Ei s’immerge ne la notte,

Ei s’aderge in ver’ le stelle…

Se sumerge en la noche,

se yergue a las estrellas.[18]

Constance sabía que era un poema de Carducci, pero nunca lo había estudiado a fondo. Quizá fuera el momento.

Se incorporó demasiado deprisa, lo que le provocó una punzada de dolor en la oreja que la hizo estremecerse, y fue al lavabo a ocuparse de la herida. La limpió a fondo, aplicó una crema antibiótica y la vendó lo más discretamente que pudo. Al acabar se desvistió, se bañó deprisa, se lavó el pelo y se puso ropa limpia. El siguiente paso fue meter el trapo, la toalla y la ropa manchada de sangre en una bolsa de basura que encontró al fondo del armario de la habitación. Recogió sus artículos de tocador y volvió a meterlos en la maleta. Después sacó una bufanda limpia y se la puso alrededor de la cara.
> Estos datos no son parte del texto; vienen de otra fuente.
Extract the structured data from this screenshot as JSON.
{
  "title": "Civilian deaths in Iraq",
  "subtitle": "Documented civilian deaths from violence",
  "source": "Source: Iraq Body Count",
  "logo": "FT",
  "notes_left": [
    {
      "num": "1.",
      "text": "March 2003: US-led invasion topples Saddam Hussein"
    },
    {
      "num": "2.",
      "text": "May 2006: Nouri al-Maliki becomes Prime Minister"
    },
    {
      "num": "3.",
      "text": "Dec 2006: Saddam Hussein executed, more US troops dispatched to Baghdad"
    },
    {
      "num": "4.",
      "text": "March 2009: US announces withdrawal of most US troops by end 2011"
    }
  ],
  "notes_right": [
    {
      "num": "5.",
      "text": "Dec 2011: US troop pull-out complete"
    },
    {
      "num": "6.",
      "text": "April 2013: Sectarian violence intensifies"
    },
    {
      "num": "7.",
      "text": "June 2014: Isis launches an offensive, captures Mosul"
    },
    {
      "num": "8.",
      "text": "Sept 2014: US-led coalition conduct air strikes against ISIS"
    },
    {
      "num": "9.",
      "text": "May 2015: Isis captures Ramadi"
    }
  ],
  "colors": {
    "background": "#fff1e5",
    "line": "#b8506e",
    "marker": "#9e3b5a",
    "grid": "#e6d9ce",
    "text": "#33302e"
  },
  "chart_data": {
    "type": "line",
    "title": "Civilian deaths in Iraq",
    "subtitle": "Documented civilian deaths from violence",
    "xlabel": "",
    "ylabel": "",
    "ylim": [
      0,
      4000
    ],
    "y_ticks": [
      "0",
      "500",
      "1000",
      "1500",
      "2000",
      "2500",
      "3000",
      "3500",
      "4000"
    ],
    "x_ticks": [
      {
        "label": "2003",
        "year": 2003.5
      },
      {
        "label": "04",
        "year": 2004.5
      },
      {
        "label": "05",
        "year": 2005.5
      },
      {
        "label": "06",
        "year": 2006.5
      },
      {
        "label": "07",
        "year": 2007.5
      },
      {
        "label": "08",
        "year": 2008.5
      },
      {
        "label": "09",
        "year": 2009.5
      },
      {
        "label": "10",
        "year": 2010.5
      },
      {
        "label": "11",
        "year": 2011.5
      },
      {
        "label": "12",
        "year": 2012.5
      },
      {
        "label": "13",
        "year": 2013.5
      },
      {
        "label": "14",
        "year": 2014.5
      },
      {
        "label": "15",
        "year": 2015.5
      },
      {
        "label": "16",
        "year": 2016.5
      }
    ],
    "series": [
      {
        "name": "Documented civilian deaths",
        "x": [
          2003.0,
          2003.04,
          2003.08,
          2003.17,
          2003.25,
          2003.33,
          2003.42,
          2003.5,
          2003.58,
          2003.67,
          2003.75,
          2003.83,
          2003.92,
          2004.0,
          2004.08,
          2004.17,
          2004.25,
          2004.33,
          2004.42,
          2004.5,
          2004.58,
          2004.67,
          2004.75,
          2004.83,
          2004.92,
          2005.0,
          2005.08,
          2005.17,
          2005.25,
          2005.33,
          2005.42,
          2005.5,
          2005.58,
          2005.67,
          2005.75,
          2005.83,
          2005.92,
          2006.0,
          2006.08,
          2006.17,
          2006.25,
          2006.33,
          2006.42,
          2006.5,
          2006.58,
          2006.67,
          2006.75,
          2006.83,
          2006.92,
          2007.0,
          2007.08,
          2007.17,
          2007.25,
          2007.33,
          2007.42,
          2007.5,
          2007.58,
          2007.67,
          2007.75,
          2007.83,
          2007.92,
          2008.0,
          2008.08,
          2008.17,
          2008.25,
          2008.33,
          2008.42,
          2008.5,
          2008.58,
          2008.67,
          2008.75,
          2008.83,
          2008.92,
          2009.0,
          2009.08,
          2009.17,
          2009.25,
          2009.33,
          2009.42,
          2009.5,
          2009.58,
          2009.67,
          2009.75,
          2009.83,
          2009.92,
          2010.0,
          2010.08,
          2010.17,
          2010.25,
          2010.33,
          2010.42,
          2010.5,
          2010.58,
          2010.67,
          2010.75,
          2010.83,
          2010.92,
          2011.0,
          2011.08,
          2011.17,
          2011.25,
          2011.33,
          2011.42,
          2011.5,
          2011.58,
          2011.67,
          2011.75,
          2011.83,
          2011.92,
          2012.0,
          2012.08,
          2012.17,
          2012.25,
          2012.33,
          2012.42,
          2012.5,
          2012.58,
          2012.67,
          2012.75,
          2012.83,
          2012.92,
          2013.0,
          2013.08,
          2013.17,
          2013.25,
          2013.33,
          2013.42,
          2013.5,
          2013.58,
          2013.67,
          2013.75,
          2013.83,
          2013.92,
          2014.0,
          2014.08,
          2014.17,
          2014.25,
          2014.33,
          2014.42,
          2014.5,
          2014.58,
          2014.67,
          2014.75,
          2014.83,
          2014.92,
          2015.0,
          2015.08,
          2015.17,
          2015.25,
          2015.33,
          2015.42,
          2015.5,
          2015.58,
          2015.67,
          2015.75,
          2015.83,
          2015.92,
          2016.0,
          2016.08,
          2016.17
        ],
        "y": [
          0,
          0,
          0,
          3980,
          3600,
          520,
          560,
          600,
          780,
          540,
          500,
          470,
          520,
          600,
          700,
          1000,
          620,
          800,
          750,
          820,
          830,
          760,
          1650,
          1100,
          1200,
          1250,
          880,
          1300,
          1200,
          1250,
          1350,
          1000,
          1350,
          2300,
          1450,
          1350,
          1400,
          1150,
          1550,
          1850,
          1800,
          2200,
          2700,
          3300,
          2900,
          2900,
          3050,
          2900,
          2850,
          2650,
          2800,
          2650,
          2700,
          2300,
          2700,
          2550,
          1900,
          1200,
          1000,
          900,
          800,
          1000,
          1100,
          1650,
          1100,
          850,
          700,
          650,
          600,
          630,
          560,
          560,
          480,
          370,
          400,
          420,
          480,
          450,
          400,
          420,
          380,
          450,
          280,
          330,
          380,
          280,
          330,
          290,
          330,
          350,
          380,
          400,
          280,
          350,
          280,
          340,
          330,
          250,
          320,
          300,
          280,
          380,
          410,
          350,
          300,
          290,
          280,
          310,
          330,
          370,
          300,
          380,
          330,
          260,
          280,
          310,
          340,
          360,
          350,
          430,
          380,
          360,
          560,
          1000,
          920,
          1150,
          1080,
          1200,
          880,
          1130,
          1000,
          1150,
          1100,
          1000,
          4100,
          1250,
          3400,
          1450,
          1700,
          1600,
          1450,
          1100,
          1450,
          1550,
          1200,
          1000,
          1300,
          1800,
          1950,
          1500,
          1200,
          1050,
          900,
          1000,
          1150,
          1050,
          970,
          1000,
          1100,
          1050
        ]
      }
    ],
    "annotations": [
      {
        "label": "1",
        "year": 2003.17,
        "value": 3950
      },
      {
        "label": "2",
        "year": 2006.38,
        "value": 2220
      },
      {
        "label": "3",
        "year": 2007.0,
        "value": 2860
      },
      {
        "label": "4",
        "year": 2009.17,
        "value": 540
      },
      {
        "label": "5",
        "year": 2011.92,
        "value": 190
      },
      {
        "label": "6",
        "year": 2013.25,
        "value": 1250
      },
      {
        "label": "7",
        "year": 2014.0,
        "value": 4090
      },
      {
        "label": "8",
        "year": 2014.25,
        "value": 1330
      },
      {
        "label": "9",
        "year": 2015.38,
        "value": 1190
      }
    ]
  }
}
Cerró la maleta y las correas. Después cogió la bolsa de basura y bajó a la recepción del convento. La monja, que era la misma de antes, casi pareció asustarse ante su brusca reaparición.

—¿La signora tiene algún problema con la habitación?

Constance abrió el billetero.

Quanto costa? ¿Cuánto es?

Signora, si hay algo que no le guste lo solucionaremos enseguida.

Sacó un billete arrugado de cien euros y lo dejó en el mostrador.

—Es demasiado para no haber pasado ni una noche…

Constance, sin embargo, ya había desaparecido en la noche fría y lluviosa.